# Kwik Save - Skegness - Sep 2017



## Hippie Alien (Sep 18, 2017)

*History:*
Kwik Save which was previously Gateway and Somerfield, for 22 years in Skegness. The company went into administration at the High Court in Manchester in July 2007. It means 90 stores have closed nationwide and 1,100 people have lost their jobs. 
A new supermarket, FreshXpress, has been launched out of the remains of Kwik Save and 56 stores will be turned into these, saving 600 jobs but the building which still remains 10 years later wasnt on the cut for this deal. 
The building, now in serious decay and dereliction, has suffered numerous fire damage and the land is more often used for dog walkers and skaters.
​
*Pics:​*


----------



## HughieD (Sep 18, 2017)

That's pretty grim - but credit due, you made it look strangely captivating!


----------



## Snailsford (Sep 19, 2017)

Christ almighty that place has seen better days! Good pictures


----------



## smiler (Sep 19, 2017)

It looks like you spent time choosing your shots HA, and it paid off, it must have made an interesting display when the numpties lit the blue touch paper, I Liked it, Thanks


----------



## Sam Haltin (Sep 19, 2017)

What a mess this place is, this isn't due to dereliction but looks like vandalism.
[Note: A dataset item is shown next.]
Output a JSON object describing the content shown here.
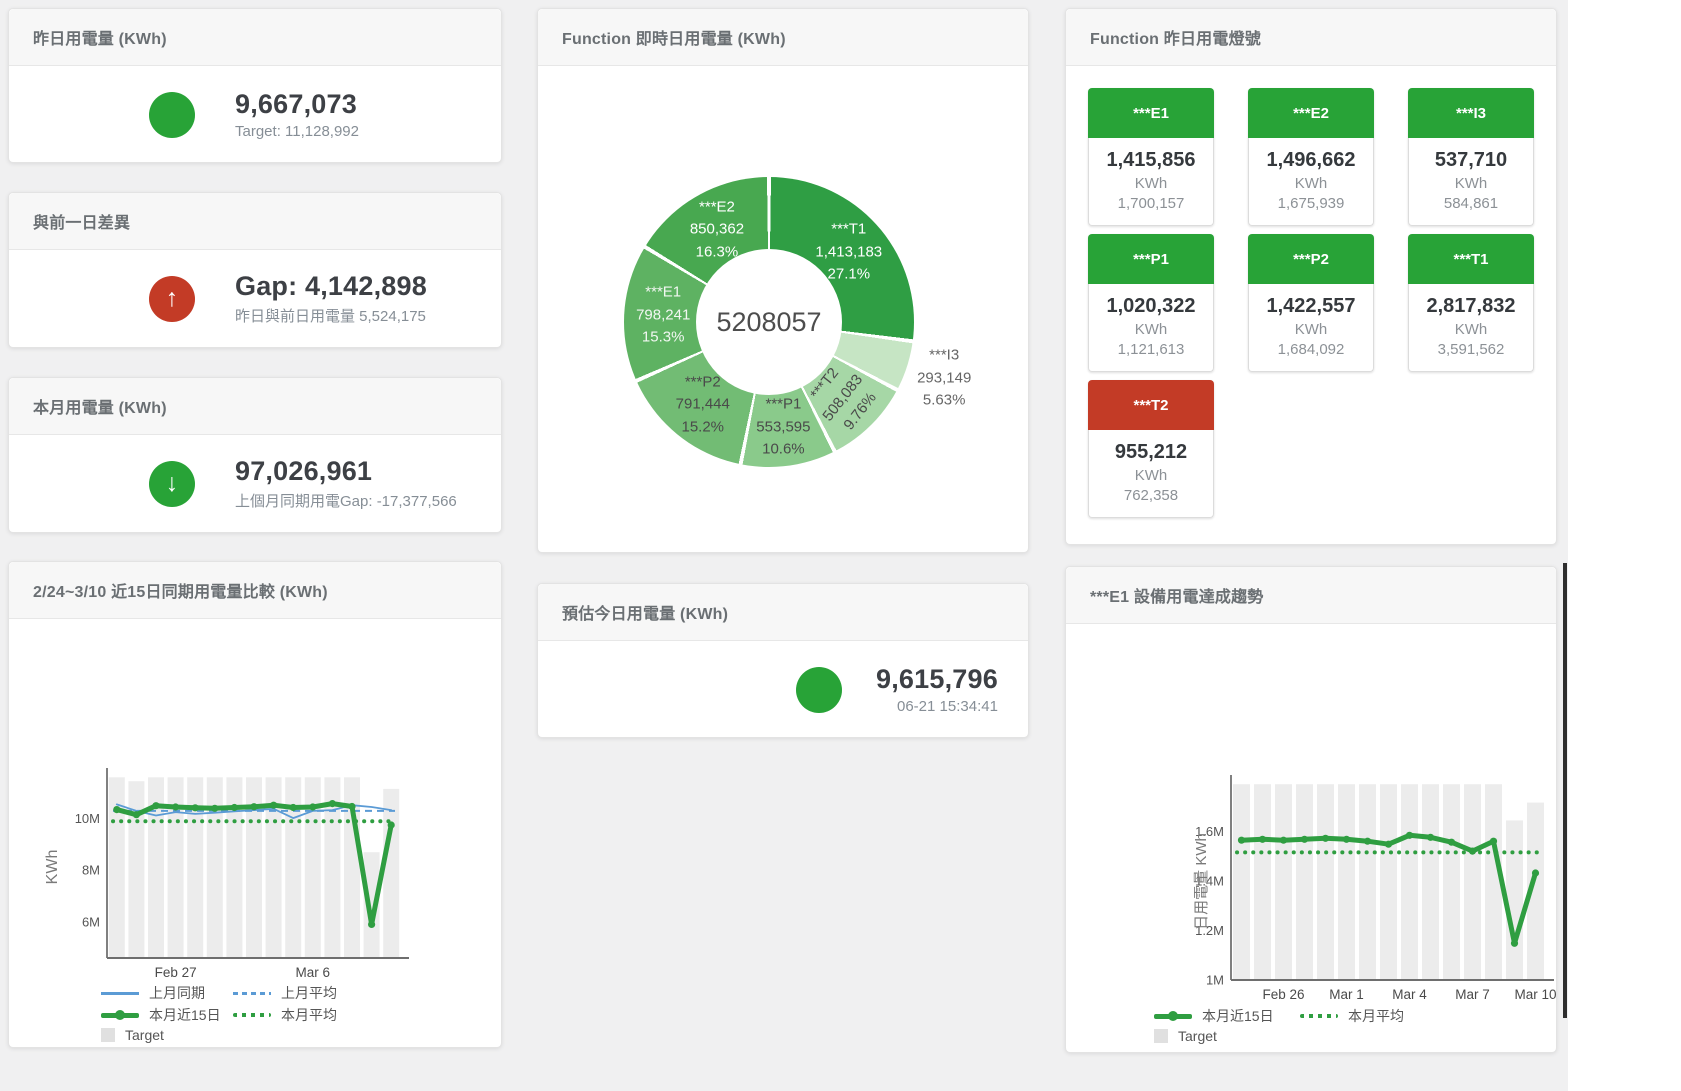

You had to take care where you stepped as the floor looks dangerous. But, as always you've come up with some interesting shots. Maybe it will become a Tesco Express.


----------



## Potter (Sep 21, 2017)

Wow, that's a mess. Cool though.
From back when the minimum tobacco age was 16.


----------



## The Wombat (Sep 22, 2017)

Don't see many supermarkets on the forum
Bit of a dump; but hey, that fits in nicely with Skeg, eh? 

Nicely photographed; good work!


----------



## BoneDust (Sep 24, 2017)

What a corker. Shame it's been torched though. I've never heard of Kwik Save or FreshXpress..


----------



## LadyPandora (Sep 24, 2017)

Kwiksave! Now that is a name I haven't heard in a while, lol.


----------